Maybe the cause is then something in the tick thread waiting for the generator to complete a chunk.
@NiLSPACE I think @madmaxoft meant that the Chunk generation is async to the world interaction
@LO1ZB is working on a multi-threaded generator right now.
I said that I'm trying to make it multithreaded, I dono have much experience with multithreading (yet).
The only big decision is whether to make one instance support multiple threads, or have a separate instance for each thread; also whether to share the caches or not.
Why would we share the caches? That shouldn't help allot since the seeds are most likely different right?
I have one question. Does anyone have any evidence that the world generation computations are the bottleneck? If so can you post it. Otherwise I think we need to double check what is causing the problem fist, because it could easily be a queue or something else non-intuitive.
I'm profiling and let MCServer generate 251001 Chunks. Will most likly take a while. ;)
Exportet profile data (xml and csv) https://mega.nz/#!khx1TIAa!GuW5d8m5c-IE9V4mWtCl6o1If-6b5lraSxzCDRmv4TY
Firstly there's some low hanging fruit for optimization, Noise code and cChunkGenBiomal::FillColumnPattern for example. Secondly this profile doesn't look like one that would benefit from a multi-threaded chunk generator on anything less than a six core machine, as very little time is spent in the tick code.
Would it make the performance on < 6 cores machines worse?
Quite possibly, because it would add locking overhead, depending on how you did it.
Is it possibile to store some cGenerator in an std::vector? If yes, how do I create them?

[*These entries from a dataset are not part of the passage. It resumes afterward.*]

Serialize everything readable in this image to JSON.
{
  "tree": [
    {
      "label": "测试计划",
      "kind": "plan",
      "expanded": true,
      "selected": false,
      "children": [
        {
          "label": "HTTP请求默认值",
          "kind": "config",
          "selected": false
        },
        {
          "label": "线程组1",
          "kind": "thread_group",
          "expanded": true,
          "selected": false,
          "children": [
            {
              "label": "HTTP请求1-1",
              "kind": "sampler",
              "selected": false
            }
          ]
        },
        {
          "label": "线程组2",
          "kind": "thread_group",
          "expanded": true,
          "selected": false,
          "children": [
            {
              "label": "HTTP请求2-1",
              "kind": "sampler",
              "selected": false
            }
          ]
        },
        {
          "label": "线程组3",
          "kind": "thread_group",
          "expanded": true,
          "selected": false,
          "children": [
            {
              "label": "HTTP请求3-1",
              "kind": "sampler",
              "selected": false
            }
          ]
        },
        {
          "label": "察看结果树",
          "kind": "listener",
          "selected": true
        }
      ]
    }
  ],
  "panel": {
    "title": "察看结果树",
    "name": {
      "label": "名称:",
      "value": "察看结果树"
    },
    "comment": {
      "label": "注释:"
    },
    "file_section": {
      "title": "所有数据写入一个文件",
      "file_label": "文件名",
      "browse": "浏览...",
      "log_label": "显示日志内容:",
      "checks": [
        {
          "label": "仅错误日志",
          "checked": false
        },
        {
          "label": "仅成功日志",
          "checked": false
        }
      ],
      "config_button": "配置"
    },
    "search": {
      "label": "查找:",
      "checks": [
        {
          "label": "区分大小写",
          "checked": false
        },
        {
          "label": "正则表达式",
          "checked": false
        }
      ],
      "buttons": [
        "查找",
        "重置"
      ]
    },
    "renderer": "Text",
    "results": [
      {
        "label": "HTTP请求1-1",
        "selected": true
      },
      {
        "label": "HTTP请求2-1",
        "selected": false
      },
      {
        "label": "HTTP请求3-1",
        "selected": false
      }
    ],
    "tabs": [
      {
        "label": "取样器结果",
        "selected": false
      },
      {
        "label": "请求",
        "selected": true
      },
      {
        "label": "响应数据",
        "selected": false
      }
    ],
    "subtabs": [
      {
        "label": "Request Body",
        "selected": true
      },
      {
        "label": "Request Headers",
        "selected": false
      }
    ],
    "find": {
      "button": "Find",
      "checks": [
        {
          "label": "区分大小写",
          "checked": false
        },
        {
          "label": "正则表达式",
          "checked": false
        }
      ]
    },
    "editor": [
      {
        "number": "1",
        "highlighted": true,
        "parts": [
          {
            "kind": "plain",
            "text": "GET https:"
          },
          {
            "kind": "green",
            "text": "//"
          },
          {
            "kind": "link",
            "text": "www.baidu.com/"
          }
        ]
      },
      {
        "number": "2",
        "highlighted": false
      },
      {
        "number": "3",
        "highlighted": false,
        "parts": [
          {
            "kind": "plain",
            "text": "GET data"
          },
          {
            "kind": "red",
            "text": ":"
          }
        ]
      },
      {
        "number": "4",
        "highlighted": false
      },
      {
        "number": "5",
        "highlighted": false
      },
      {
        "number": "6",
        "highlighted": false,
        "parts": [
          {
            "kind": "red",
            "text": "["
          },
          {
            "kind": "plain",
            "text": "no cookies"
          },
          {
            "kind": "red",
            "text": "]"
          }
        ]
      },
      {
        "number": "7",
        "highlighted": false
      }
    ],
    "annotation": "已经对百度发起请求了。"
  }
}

It would be possible to store multiple in a std::vector, but I do not see the benefit. Here's where they are created: https://github.com/cuberite/cuberite/blob/master/src/Generating/ChunkGenerator.cpp#L72 https://github.com/cuberite/cuberite/blob/master/src/Generating/ChunkGenerator.cpp#L80
If you need a function multithreaded, may I suggest std::async()
?
Can I suggest not, as it really does not fit with how a lot of the code base works. If we need to execute the generators on a shared pool, then we will need to create our own thread pool.
Isn't creating and maintaining thread pool code a bit too drastic (and ambitious?)

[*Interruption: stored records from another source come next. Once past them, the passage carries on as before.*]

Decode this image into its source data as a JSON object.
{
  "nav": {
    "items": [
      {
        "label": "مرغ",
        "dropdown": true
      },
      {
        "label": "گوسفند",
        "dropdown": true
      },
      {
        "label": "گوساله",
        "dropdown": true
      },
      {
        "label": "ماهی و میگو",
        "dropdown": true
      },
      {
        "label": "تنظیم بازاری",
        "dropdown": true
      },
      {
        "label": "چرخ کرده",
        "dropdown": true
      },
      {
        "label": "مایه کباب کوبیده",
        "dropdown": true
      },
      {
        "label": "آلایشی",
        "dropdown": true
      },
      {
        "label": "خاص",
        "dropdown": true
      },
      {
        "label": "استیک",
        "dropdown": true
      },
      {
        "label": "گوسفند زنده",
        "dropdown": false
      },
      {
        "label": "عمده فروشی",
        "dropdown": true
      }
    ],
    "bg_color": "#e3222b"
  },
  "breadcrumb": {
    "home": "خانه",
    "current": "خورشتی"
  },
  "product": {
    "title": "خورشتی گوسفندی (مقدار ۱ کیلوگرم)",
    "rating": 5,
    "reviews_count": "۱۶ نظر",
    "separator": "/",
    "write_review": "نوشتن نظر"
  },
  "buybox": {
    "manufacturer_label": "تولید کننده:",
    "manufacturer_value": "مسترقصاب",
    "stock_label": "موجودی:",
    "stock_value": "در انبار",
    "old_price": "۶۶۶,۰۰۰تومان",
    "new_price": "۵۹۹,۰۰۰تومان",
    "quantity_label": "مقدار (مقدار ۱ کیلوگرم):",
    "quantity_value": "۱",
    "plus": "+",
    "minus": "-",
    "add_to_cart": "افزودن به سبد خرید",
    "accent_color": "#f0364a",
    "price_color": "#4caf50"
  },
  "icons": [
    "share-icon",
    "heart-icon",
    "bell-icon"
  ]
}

Yes. That's why I think multithreaded generators are too drastic. Optimisation is a better strategy.
Not necessarily. The generators are more or less enclosed into a single thread and are thread-safe. It would really only be a matter of changing cChunkGenerator::m_Generator
into a vector of generators and managing the request queue / threadpool for them.
The interesting part would be allowing the generators to share the caches. Since the generators have all the same settings, they generate identical data and therefore caches contain the same data; sharing them is most logical. But the caches would need to be made multi-thread-safe and the generators would need some mechanisms to set up the cache sharing when they are instantiated.

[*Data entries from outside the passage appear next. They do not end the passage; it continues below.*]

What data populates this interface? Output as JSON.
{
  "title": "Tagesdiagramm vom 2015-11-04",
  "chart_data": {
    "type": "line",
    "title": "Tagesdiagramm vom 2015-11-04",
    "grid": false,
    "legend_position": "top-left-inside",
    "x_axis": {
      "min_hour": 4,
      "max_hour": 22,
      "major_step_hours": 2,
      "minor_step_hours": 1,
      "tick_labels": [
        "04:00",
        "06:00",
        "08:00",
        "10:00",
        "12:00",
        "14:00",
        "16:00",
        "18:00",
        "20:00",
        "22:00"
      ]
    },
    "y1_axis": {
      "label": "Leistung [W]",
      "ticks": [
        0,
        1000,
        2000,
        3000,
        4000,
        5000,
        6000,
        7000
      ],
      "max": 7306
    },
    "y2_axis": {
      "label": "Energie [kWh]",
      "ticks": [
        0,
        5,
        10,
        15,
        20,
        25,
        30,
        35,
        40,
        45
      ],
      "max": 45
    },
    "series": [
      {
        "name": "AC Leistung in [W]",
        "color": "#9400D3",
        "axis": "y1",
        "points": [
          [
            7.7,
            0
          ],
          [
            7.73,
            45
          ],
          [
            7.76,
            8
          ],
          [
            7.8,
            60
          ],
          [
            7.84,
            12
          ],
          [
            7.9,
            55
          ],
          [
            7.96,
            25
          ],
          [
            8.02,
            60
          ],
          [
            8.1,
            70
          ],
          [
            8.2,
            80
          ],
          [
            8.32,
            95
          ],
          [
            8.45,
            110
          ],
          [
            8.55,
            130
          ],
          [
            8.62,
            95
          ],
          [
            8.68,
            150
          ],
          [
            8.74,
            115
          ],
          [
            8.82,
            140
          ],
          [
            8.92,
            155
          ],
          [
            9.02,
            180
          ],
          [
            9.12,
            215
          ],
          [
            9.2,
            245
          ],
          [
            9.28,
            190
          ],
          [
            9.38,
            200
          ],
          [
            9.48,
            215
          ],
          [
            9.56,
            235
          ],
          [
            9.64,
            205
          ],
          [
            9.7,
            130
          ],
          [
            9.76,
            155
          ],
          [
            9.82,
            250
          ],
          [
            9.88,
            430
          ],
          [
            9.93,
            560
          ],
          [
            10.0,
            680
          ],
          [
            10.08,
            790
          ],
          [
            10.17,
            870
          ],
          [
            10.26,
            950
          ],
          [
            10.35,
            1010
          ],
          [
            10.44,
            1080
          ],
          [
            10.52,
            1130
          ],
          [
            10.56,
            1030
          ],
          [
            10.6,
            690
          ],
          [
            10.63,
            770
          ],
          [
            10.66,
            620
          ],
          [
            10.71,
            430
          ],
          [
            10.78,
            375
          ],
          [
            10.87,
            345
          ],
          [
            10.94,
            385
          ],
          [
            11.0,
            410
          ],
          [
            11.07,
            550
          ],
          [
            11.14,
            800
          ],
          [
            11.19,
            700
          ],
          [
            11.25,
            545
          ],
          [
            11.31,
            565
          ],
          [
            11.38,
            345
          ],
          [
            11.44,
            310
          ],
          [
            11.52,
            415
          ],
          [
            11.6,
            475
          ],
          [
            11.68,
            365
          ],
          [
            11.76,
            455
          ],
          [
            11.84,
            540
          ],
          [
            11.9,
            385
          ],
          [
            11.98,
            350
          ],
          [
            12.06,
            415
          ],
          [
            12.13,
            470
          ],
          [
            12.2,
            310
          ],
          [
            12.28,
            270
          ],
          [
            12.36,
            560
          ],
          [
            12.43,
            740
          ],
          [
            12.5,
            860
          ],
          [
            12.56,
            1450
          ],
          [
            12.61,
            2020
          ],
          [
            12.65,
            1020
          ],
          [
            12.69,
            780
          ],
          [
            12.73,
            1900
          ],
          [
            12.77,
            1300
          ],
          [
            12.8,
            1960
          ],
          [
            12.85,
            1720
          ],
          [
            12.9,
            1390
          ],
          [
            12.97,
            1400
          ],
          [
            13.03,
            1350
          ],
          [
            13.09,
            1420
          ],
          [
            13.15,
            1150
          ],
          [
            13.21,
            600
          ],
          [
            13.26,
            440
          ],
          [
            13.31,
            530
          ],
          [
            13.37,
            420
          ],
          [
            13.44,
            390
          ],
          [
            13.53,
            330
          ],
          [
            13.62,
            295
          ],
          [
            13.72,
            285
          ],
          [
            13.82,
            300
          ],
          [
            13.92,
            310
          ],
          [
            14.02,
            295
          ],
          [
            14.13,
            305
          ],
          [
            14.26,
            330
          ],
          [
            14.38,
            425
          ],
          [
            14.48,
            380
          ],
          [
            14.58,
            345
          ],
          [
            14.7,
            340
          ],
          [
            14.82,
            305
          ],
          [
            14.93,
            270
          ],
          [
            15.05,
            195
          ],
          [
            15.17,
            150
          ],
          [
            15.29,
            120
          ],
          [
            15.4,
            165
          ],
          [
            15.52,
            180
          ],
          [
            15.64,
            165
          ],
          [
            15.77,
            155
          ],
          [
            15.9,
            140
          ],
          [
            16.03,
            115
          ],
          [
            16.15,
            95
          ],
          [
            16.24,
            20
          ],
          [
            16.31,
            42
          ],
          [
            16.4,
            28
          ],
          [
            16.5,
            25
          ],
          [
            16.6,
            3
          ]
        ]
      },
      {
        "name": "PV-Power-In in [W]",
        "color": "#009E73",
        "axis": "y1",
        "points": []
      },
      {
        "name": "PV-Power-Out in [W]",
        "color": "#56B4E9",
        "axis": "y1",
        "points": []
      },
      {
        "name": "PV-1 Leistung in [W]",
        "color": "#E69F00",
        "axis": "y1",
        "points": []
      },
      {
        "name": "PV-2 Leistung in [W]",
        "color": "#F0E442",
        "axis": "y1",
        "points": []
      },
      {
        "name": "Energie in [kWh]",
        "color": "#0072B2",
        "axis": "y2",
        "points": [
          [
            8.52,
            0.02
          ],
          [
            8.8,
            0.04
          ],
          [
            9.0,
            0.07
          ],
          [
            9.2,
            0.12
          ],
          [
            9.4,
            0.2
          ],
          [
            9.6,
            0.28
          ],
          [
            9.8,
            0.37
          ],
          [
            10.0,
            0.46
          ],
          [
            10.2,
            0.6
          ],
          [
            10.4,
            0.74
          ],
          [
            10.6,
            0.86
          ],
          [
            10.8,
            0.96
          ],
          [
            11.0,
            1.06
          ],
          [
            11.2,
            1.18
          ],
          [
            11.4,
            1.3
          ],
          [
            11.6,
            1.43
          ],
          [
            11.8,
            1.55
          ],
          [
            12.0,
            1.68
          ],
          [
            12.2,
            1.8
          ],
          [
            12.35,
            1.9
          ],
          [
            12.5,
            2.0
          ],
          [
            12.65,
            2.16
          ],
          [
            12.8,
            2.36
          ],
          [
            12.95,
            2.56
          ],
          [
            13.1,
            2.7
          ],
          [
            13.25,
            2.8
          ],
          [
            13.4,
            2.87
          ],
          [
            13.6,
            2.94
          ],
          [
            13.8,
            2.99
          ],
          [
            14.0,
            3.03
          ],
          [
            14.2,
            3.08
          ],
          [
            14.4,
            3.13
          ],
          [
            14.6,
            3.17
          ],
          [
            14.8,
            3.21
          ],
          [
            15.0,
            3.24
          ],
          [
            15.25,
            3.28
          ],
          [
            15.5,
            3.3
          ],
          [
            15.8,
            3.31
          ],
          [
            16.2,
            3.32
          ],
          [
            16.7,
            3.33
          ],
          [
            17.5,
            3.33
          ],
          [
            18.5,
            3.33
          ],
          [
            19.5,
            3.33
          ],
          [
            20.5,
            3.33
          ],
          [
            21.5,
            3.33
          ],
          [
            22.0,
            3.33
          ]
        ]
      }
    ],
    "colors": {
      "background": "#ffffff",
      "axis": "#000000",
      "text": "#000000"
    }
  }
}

That adds complexity. And multithreading is a blunt instrument given we focus on low end machines with four or fewer cores.
Four cores would mean almost four times the generator performance, I believe it's worth it. The complexity isn't that bad.
Four times if we can pump data through the queues and there is nothing else running on the server. Can the queues handle the contention.
Most private servers are running more than one process they care about. My RPi2 runs Cuberite and a Mumble server. Hope they'll still behave well together when they use more cores, because ... well, I'm perfectly fine with Cuberite using 3 cores and leaving one for Murmur :).
On Sat, Jul 25, 2015 at 11:50 AM, worktycho notifications@github.com wrote:
Four times if we can pump data through the queues and there is nothing else running on the server. Can the queues handle the contention.
— Reply to this email directly or view it on GitHub https://github.com/cuberite/cuberite/issues/2320#issuecomment-124829405.
@jammet most OS'es are able to force a process to use only specific cores.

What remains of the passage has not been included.